Tomas Castro, the attorney for the Martinez Howley family, said after the trial that if the assassination had been punished in 1975 the Dominican Republic would not have suffered a similar tragedy nearly two decades later, the “disappearance” of Narisco Gomez. A university professor and journalist who was kidnapped by the military 10 days after a rigged election that gave Balaguer his final term in 1994, Gomez had written scathing articles on the corruption of the former president and his regime. His body has never been found.

Despite the praise for Dominican justice, in a trial in which it was acknowledged that the accused were “following orders,” the proceedings left open one inescapable question: where were the intellectual authors of the crime?

“Certainly you're dealing with a step forward against impunity,” noted Rafael Molina, the president of the Commission on Press Freedom of the Intern-American Press Society (SIP). “But there were people missing from the dock.”

The defendants charged that the decision to try them was political, and undoubtedly there is a grain of truth in their self-serving protests. The Fernandez government ordered the trial under conditions in which it had shed the old populist pretensions of the PLD, faithfully implementing the economic austerity policies of the International Monetary Fund and presiding over the greatest social polarization in the country's history. In trying the four death-squad members the government was attempting to win itself some political credibility, while leaving the powerful institutions and figures that ordered such crimes untouched.

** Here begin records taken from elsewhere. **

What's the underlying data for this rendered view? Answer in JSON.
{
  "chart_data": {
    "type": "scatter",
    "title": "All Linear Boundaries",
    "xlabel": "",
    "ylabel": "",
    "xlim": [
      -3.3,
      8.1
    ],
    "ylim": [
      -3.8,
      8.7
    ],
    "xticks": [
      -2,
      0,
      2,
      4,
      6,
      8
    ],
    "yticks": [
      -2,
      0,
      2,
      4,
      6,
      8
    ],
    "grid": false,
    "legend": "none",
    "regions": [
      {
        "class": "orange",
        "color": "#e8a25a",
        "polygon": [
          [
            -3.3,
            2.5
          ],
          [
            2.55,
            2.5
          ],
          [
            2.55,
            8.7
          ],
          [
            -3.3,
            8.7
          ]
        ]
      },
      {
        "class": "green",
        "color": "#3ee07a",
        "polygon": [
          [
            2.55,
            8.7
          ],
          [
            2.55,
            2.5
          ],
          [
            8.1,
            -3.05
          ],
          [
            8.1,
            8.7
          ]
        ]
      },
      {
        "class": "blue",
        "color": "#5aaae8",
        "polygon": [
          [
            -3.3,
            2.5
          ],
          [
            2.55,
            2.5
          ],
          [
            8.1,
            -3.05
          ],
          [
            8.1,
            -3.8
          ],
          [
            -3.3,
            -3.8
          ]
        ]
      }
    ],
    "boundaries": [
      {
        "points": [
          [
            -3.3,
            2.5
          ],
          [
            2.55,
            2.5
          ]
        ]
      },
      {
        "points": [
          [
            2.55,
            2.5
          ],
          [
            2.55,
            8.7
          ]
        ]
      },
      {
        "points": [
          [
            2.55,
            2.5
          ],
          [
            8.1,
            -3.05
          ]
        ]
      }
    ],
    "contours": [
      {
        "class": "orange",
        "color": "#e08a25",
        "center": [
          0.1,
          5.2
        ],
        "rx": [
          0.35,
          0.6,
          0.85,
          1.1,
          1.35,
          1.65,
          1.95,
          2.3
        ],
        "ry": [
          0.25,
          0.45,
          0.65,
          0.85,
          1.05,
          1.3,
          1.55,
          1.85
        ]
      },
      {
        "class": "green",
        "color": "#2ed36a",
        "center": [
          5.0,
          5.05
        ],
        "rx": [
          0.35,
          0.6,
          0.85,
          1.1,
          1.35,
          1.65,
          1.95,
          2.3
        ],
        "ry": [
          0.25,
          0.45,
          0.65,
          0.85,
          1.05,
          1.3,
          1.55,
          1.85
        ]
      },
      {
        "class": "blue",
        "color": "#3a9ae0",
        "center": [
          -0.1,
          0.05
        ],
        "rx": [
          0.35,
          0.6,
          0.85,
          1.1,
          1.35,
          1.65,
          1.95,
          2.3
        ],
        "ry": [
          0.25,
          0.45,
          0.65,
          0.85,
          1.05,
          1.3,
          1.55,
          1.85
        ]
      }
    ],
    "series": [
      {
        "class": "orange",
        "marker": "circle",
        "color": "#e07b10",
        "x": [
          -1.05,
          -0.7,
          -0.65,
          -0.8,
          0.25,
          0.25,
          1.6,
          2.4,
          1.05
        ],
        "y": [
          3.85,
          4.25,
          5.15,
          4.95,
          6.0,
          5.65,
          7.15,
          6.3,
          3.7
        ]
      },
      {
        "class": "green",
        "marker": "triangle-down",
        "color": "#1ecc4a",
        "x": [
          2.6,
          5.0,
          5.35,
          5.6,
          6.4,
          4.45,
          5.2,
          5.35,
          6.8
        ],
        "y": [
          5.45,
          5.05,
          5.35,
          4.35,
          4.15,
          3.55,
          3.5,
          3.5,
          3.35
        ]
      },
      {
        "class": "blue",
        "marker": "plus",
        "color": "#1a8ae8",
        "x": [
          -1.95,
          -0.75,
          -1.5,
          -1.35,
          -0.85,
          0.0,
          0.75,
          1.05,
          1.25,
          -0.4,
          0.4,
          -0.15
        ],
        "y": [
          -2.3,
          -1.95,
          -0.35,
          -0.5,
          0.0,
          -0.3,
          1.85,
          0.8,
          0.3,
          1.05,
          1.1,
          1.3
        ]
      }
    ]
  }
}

There are countless other victims like Martinez Howley, whose killers go unpunished. President Fernandez ordered an investigation into the disappearance of Narisco Gomez, but the results of the probe remain secret. In addition there is the murdered student leader Amin Abel Hasbun; the leftist leader Otto Morales, and Maximiliano Gomez, assassinated in Brussels in 1971 in what was widely denounced as a CIA operation. During the high-point of the repression under Balaguer in the early 1970s it is estimated that the death squads murdered more than 2,000 workers, students and intellectuals.

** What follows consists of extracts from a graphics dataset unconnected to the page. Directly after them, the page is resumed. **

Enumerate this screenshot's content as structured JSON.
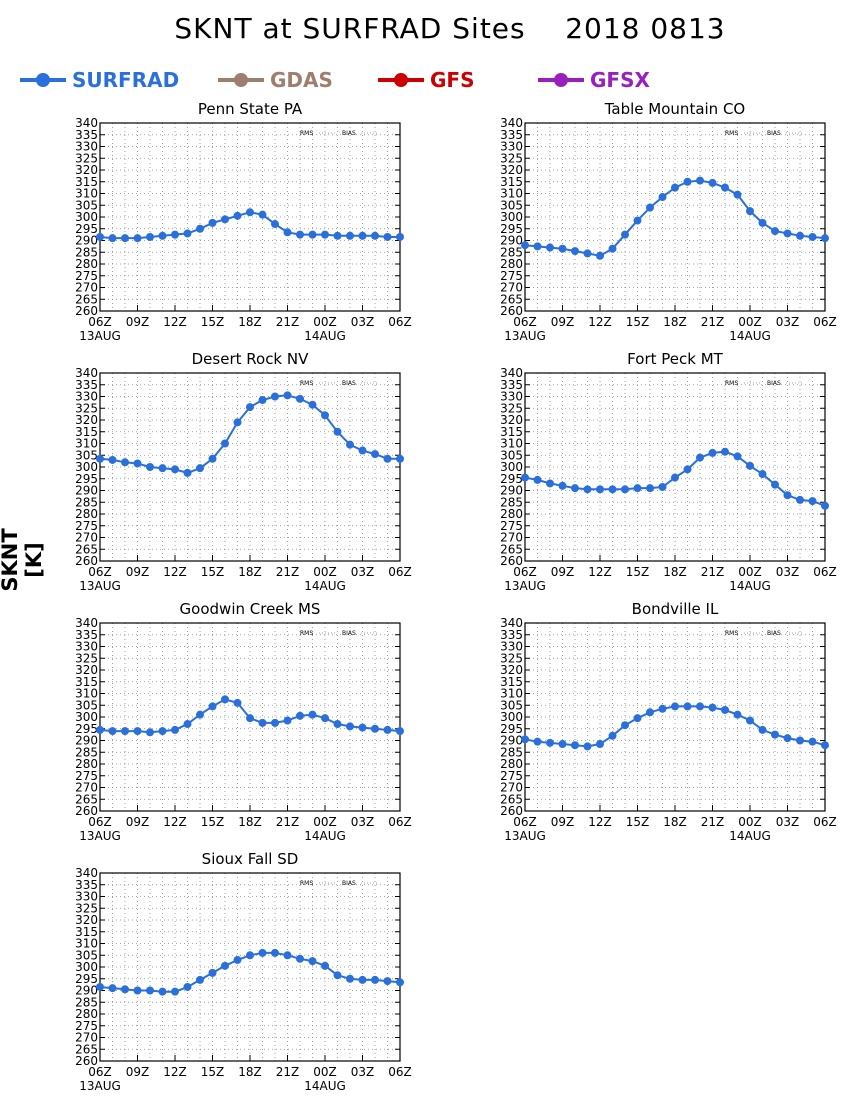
{
  "title": "SKNT at SURFRAD Sites    2018 0813",
  "ylabel": "SKNT [K]",
  "legend": [
    {
      "name": "SURFRAD",
      "color": "#2a6fdb"
    },
    {
      "name": "GDAS",
      "color": "#a07e6e"
    },
    {
      "name": "GFS",
      "color": "#cc0000"
    },
    {
      "name": "GFSX",
      "color": "#9a1fbf"
    }
  ],
  "panel_legend": {
    "rms": "RMS",
    "bias": "BIAS"
  },
  "chart_data": [
    {
      "type": "line",
      "title": "Penn State PA",
      "xlabel": "",
      "ylabel": "SKNT [K]",
      "ylim": [
        260,
        340
      ],
      "yticks": [
        260,
        265,
        270,
        275,
        280,
        285,
        290,
        295,
        300,
        305,
        310,
        315,
        320,
        325,
        330,
        335,
        340
      ],
      "xlim": [
        0,
        24
      ],
      "xtick_labels": [
        "06Z",
        "09Z",
        "12Z",
        "15Z",
        "18Z",
        "21Z",
        "00Z",
        "03Z",
        "06Z"
      ],
      "date_labels": [
        {
          "text": "13AUG",
          "x": 0
        },
        {
          "text": "14AUG",
          "x": 18
        }
      ],
      "x": [
        0,
        1,
        2,
        3,
        4,
        5,
        6,
        7,
        8,
        9,
        10,
        11,
        12,
        13,
        14,
        15,
        16,
        17,
        18,
        19,
        20,
        21,
        22,
        23,
        24
      ],
      "series": [
        {
          "name": "SURFRAD",
          "values": [
            291.5,
            291,
            291,
            291,
            291.5,
            292,
            292.5,
            293,
            295,
            297.5,
            299,
            300.5,
            302,
            301,
            297,
            293.5,
            292.5,
            292.5,
            292.5,
            292,
            292,
            292,
            292,
            291.5,
            291.5
          ]
        }
      ]
    },
    {
      "type": "line",
      "title": "Table Mountain CO",
      "xlabel": "",
      "ylabel": "SKNT [K]",
      "ylim": [
        260,
        340
      ],
      "yticks": [
        260,
        265,
        270,
        275,
        280,
        285,
        290,
        295,
        300,
        305,
        310,
        315,
        320,
        325,
        330,
        335,
        340
      ],
      "xlim": [
        0,
        24
      ],
      "xtick_labels": [
        "06Z",
        "09Z",
        "12Z",
        "15Z",
        "18Z",
        "21Z",
        "00Z",
        "03Z",
        "06Z"
      ],
      "date_labels": [
        {
          "text": "13AUG",
          "x": 0
        },
        {
          "text": "14AUG",
          "x": 18
        }
      ],
      "x": [
        0,
        1,
        2,
        3,
        4,
        5,
        6,
        7,
        8,
        9,
        10,
        11,
        12,
        13,
        14,
        15,
        16,
        17,
        18,
        19,
        20,
        21,
        22,
        23,
        24
      ],
      "series": [
        {
          "name": "SURFRAD",
          "values": [
            288,
            287.5,
            287,
            286.5,
            285.5,
            284.5,
            283.5,
            286.5,
            292.5,
            298.5,
            304,
            308.5,
            312.5,
            315,
            315.5,
            314.5,
            312.5,
            309.5,
            302.5,
            297.5,
            294,
            293,
            292,
            291.5,
            291
          ]
        }
      ]
    },
    {
      "type": "line",
      "title": "Desert Rock NV",
      "xlabel": "",
      "ylabel": "SKNT [K]",
      "ylim": [
        260,
        340
      ],
      "yticks": [
        260,
        265,
        270,
        275,
        280,
        285,
        290,
        295,
        300,
        305,
        310,
        315,
        320,
        325,
        330,
        335,
        340
      ],
      "xlim": [
        0,
        24
      ],
      "xtick_labels": [
        "06Z",
        "09Z",
        "12Z",
        "15Z",
        "18Z",
        "21Z",
        "00Z",
        "03Z",
        "06Z"
      ],
      "date_labels": [
        {
          "text": "13AUG",
          "x": 0
        },
        {
          "text": "14AUG",
          "x": 18
        }
      ],
      "x": [
        0,
        1,
        2,
        3,
        4,
        5,
        6,
        7,
        8,
        9,
        10,
        11,
        12,
        13,
        14,
        15,
        16,
        17,
        18,
        19,
        20,
        21,
        22,
        23,
        24
      ],
      "series": [
        {
          "name": "SURFRAD",
          "values": [
            303.5,
            303,
            302,
            301.5,
            300,
            299.5,
            299,
            297.5,
            299.5,
            303.5,
            310,
            319,
            325.5,
            328.5,
            330,
            330.5,
            329,
            326.5,
            322,
            315,
            309.5,
            307,
            305.5,
            303.5,
            303.5
          ]
        }
      ]
    },
    {
      "type": "line",
      "title": "Fort Peck MT",
      "xlabel": "",
      "ylabel": "SKNT [K]",
      "ylim": [
        260,
        340
      ],
      "yticks": [
        260,
        265,
        270,
        275,
        280,
        285,
        290,
        295,
        300,
        305,
        310,
        315,
        320,
        325,
        330,
        335,
        340
      ],
      "xlim": [
        0,
        24
      ],
      "xtick_labels": [
        "06Z",
        "09Z",
        "12Z",
        "15Z",
        "18Z",
        "21Z",
        "00Z",
        "03Z",
        "06Z"
      ],
      "date_labels": [
        {
          "text": "13AUG",
          "x": 0
        },
        {
          "text": "14AUG",
          "x": 18
        }
      ],
      "x": [
        0,
        1,
        2,
        3,
        4,
        5,
        6,
        7,
        8,
        9,
        10,
        11,
        12,
        13,
        14,
        15,
        16,
        17,
        18,
        19,
        20,
        21,
        22,
        23,
        24
      ],
      "series": [
        {
          "name": "SURFRAD",
          "values": [
            295.5,
            294.5,
            293,
            292,
            291,
            290.5,
            290.5,
            290.5,
            290.5,
            291,
            291,
            291.5,
            295.5,
            299,
            304,
            306,
            306.5,
            304.5,
            300.5,
            297,
            292.5,
            288,
            286,
            285.5,
            283.5
          ]
        }
      ]
    },
    {
      "type": "line",
      "title": "Goodwin Creek MS",
      "xlabel": "",
      "ylabel": "SKNT [K]",
      "ylim": [
        260,
        340
      ],
      "yticks": [
        260,
        265,
        270,
        275,
        280,
        285,
        290,
        295,
        300,
        305,
        310,
        315,
        320,
        325,
        330,
        335,
        340
      ],
      "xlim": [
        0,
        24
      ],
      "xtick_labels": [
        "06Z",
        "09Z",
        "12Z",
        "15Z",
        "18Z",
        "21Z",
        "00Z",
        "03Z",
        "06Z"
      ],
      "date_labels": [
        {
          "text": "13AUG",
          "x": 0
        },
        {
          "text": "14AUG",
          "x": 18
        }
      ],
      "x": [
        0,
        1,
        2,
        3,
        4,
        5,
        6,
        7,
        8,
        9,
        10,
        11,
        12,
        13,
        14,
        15,
        16,
        17,
        18,
        19,
        20,
        21,
        22,
        23,
        24
      ],
      "series": [
        {
          "name": "SURFRAD",
          "values": [
            294.5,
            294,
            294,
            294,
            293.5,
            294,
            294.5,
            297,
            301,
            304.5,
            307.5,
            306,
            299.5,
            297.5,
            297.5,
            298.5,
            300.5,
            301,
            299.5,
            297,
            296,
            295.5,
            295,
            294.5,
            294
          ]
        }
      ]
    },
    {
      "type": "line",
      "title": "Bondville IL",
      "xlabel": "",
      "ylabel": "SKNT [K]",
      "ylim": [
        260,
        340
      ],
      "yticks": [
        260,
        265,
        270,
        275,
        280,
        285,
        290,
        295,
        300,
        305,
        310,
        315,
        320,
        325,
        330,
        335,
        340
      ],
      "xlim": [
        0,
        24
      ],
      "xtick_labels": [
        "06Z",
        "09Z",
        "12Z",
        "15Z",
        "18Z",
        "21Z",
        "00Z",
        "03Z",
        "06Z"
      ],
      "date_labels": [
        {
          "text": "13AUG",
          "x": 0
        },
        {
          "text": "14AUG",
          "x": 18
        }
      ],
      "x": [
        0,
        1,
        2,
        3,
        4,
        5,
        6,
        7,
        8,
        9,
        10,
        11,
        12,
        13,
        14,
        15,
        16,
        17,
        18,
        19,
        20,
        21,
        22,
        23,
        24
      ],
      "series": [
        {
          "name": "SURFRAD",
          "values": [
            290.5,
            289.5,
            289,
            288.5,
            288,
            287.5,
            288.5,
            292,
            296.5,
            299.5,
            302,
            303.5,
            304.5,
            304.5,
            304.5,
            304,
            303,
            301,
            298.5,
            294.5,
            292.5,
            291,
            290,
            289.5,
            288
          ]
        }
      ]
    },
    {
      "type": "line",
      "title": "Sioux Fall SD",
      "xlabel": "",
      "ylabel": "SKNT [K]",
      "ylim": [
        260,
        340
      ],
      "yticks": [
        260,
        265,
        270,
        275,
        280,
        285,
        290,
        295,
        300,
        305,
        310,
        315,
        320,
        325,
        330,
        335,
        340
      ],
      "xlim": [
        0,
        24
      ],
      "xtick_labels": [
        "06Z",
        "09Z",
        "12Z",
        "15Z",
        "18Z",
        "21Z",
        "00Z",
        "03Z",
        "06Z"
      ],
      "date_labels": [
        {
          "text": "13AUG",
          "x": 0
        },
        {
          "text": "14AUG",
          "x": 18
        }
      ],
      "x": [
        0,
        1,
        2,
        3,
        4,
        5,
        6,
        7,
        8,
        9,
        10,
        11,
        12,
        13,
        14,
        15,
        16,
        17,
        18,
        19,
        20,
        21,
        22,
        23,
        24
      ],
      "series": [
        {
          "name": "SURFRAD",
          "values": [
            291.5,
            291,
            290.5,
            290,
            290,
            289.5,
            289.5,
            291.5,
            294.5,
            297.5,
            300.5,
            303,
            305,
            306,
            306,
            305,
            303.5,
            302.5,
            300.5,
            296.5,
            295,
            294.5,
            294.5,
            294,
            293.5
          ]
        }
      ]
    }
  ]
}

Nor has this type of repression ceased. In the first full year of Fernandez's government, there were more than 50 extra-judicial executions carried out by the National Police with none of the state killers ever punished. Today, as under the Balaguer dictatorship a quarter of a century ago, the principal target of the repressive forces in the Dominican Republic is the country's workers and poor.

According to recent estimates, at least 65 percent of the Dominican population live in poverty. Low wages and state repression are the main attractions for foreign investment in the country, the bulk of it by US transnationals. Tens of thousands of workers, most of them women, work 10-hour days in the country's mushrooming free trade zones, where the average wage amounts to less than $70 a week. Unions in the FTZs are outlawed and ruthlessly suppressed. To escape desperate poverty, hundreds of thousands have left the country, many of them risking shark-infested waters in a desperate bid to reach Puerto Rico by sea.

The police-military apparatus responsible for the assassinations, disappearances and endemic police killings that have plagued the Caribbean country for decades is, in the final analysis, the creation of the Pentagon and the CIA. From the 1965 invasion, Washington fashioned a state that would defend US domination of the country's economy and maintain the subjugation of the working class. Massive amounts of military aid, together with military and police advisers, followed the US soldiers and Marines who occupied the island, while CIA operatives like Mitrione prepared the lists that were given to the death squads.

Thus, missing from among the defendants sentenced for the murder of Orlando Martinez Howley were not only the aged Balaguer and senior officers of the Dominican military, but a number of US political, military and intelligence officials as well.